The full code lives in the aqr-finance cookbook recipe. This page focuses on the VESSL Cloud workflow.
Diagram of the two recipe arms: a single-H100 LoRA job and an 8-GPU full-weight FSDP2 job, both mounting one Object storage volume and scored by the same leakage evaluation
What this experiment found.
  1. Leakage is real. Both the base model and the continued-pretrained checkpoint show a statistically significant leakage premium on Kaggle JPX equities (both 95% CIs exclude zero).
  2. One continued-pretraining pass does not significantly reduce it. Both the LoRA and full-weight arms have a premium_reduction CI that includes zero.
  3. The evaluation protocol is the next lever. A ChronoGPT control showed the premium is nearly independent of the base model’s knowledge cutoff year, which implies evaluation construction drives much of the signal.
The companion blog post covers the full analysis — ChronoGPT control, robustness checks, and what it means for a trading firm.

Prerequisites

  • A VESSL Cloud account with credits (sign up)
  • An organization with access to H100 SXM ×1 for the LoRA arm; the full-weight arm additionally needs a single-node H100 SXM ×8 spec
  • vesslctl installed and authenticated (vesslctl auth status)
  • Git and a local shell — the submit scripts run on your machine and shell out to vesslctl
  • Kaggle credentials for the evaluation data — export KAGGLE_USERNAME and KAGGLE_KEY before data prep so the job can download the JPX Tokyo Stock Exchange Prediction dataset
New to VESSL Cloud? Complete the Member quickstart first to set up your account, payment, and storage.

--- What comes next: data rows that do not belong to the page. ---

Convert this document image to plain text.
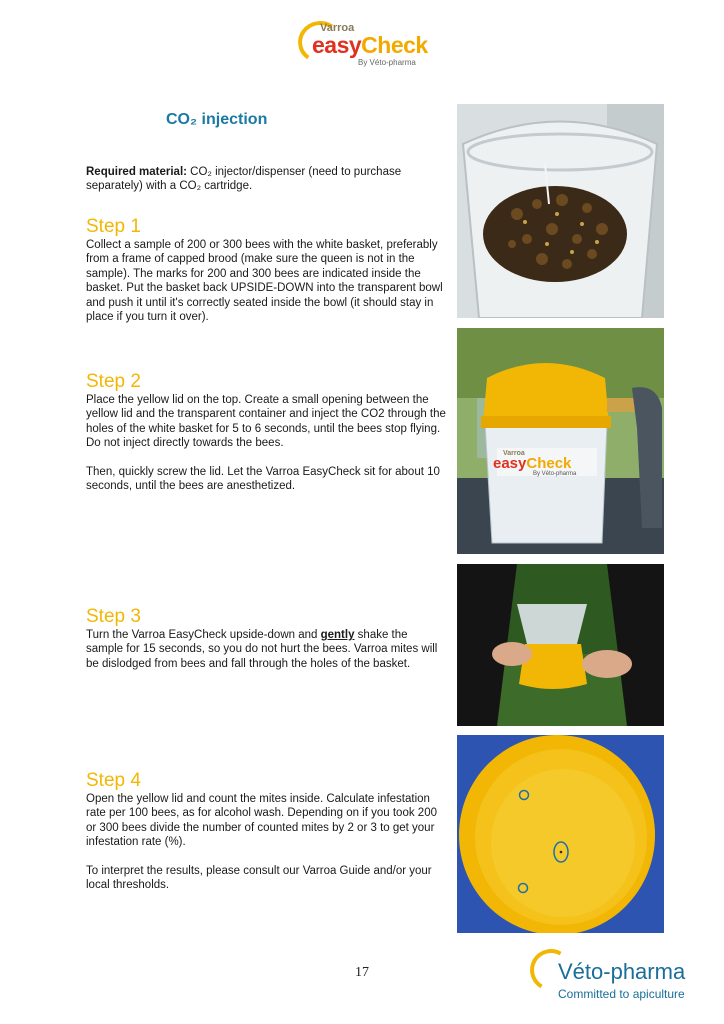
Varroa
easyCheck
By Véto-pharma
CO₂ injection
Required material: CO₂ injector/dispenser (need to purchase separately) with a CO₂ cartridge.
Step 1
Collect a sample of 200 or 300 bees with the white basket, preferably from a frame of capped brood (make sure the queen is not in the sample). The marks for 200 and 300 bees are indicated inside the basket. Put the basket back UPSIDE-DOWN into the transparent bowl and push it until it's correctly seated inside the bowl (it should stay in place if you turn it over).
Step 2
Place the yellow lid on the top. Create a small opening between the yellow lid and the transparent container and inject the CO2 through the holes of the white basket for 5 to 6 seconds, until the bees stop flying. Do not inject directly towards the bees.
Then, quickly screw the lid. Let the Varroa EasyCheck sit for about 10 seconds, until the bees are anesthetized.
Step 3
Turn the Varroa EasyCheck upside-down and gently shake the sample for 15 seconds, so you do not hurt the bees. Varroa mites will be dislodged from bees and fall through the holes of the basket.
Step 4
Open the yellow lid and count the mites inside. Calculate infestation rate per 100 bees, as for alcohol wash. Depending on if you took 200 or 300 bees divide the number of counted mites by 2 or 3 to get your infestation rate (%).
To interpret the results, please consult our Varroa Guide and/or your local thresholds.
Varroa
easyCheck
By Véto-pharma
17	Véto-pharma
Committed to apiculture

Run the single-H100 LoRA arm

1

Create the cache volume

Everything that must survive between jobs — the tokenized FineWeb shards, the JPX prices, the trained adapter — lives on one Object storage volume:
vesslctl volume create \
  --name aqr-finance-cache \
  --storage <your-object-storage-slug> \
  --teams <your-team>

vesslctl volume list
export AQR_CACHE_VOLUME=objvol-...
Then pick a single-H100 resource spec for the training job:
vesslctl resource-spec list
export AQR_RESOURCE_SPEC=resourcespec-...
The volume mount is a hard prerequisite, not an optimization. A batch job’s own disk is ephemeral — anything written there is gone when the pod terminates. A 23-hour training run that saves its checkpoint to ephemeral disk produces nothing you can evaluate.
2

Run data prep once

Clone the cookbook and submit the one-off prep job. It streams FineWeb, keeps only Common Crawl dumps published on or before 2017-06-30, tokenizes the text with the Qwen3.5 tokenizer, and writes the shards to the volume:
git clone https://github.com/vessl-ai/vessl-cloud-cookbook.git
cd vessl-cloud-cookbook/aqr-finance
bash batch-job/prep.sh
The prep job runs on a CPU spec in 30-60 minutes. Every training job after this mounts the same cache and skips data prep entirely.
3

Submit the training batch job

Each run lives on its own branch, so the container clones exactly the code you submitted:
git checkout -b aqr-finance/my-run
bash batch-job/submit.sh > run.log 2>&1
grep "^r2_leakage_off:\|^r2_leakage_on:\|^val_loss_final:\|^peak_vram_mb:" run.log
submit.sh pushes your branch, calls vesslctl job create with the cache volume mounted at /root/.cache/aqr-finance, polls until the job reaches a terminal state, and writes the full job log to run.log. Inside the container, the job clones your branch, installs dependencies, runs python train.py (about 23 hours on one H100), then python eval.py (about 2 hours). To try a variant, edit train.py, commit on a fresh aqr-finance/<tag> branch, and rerun submit.sh.
The 35B Mixture-of-Experts (MoE) base trains as a single process on one H100 80 GB: LoRA touches about 945M parameters (~2.6%) and VRAM peaks around 74 GB. The LoRA target list is the recipe’s main gotcha — Qwen3.5 mixes Gated DeltaNet and standard attention layers, and targeting only the standard q/k/v/o projections freezes 75% of the model, so the loss diverges. The cookbook README documents the verified 12-entry target list.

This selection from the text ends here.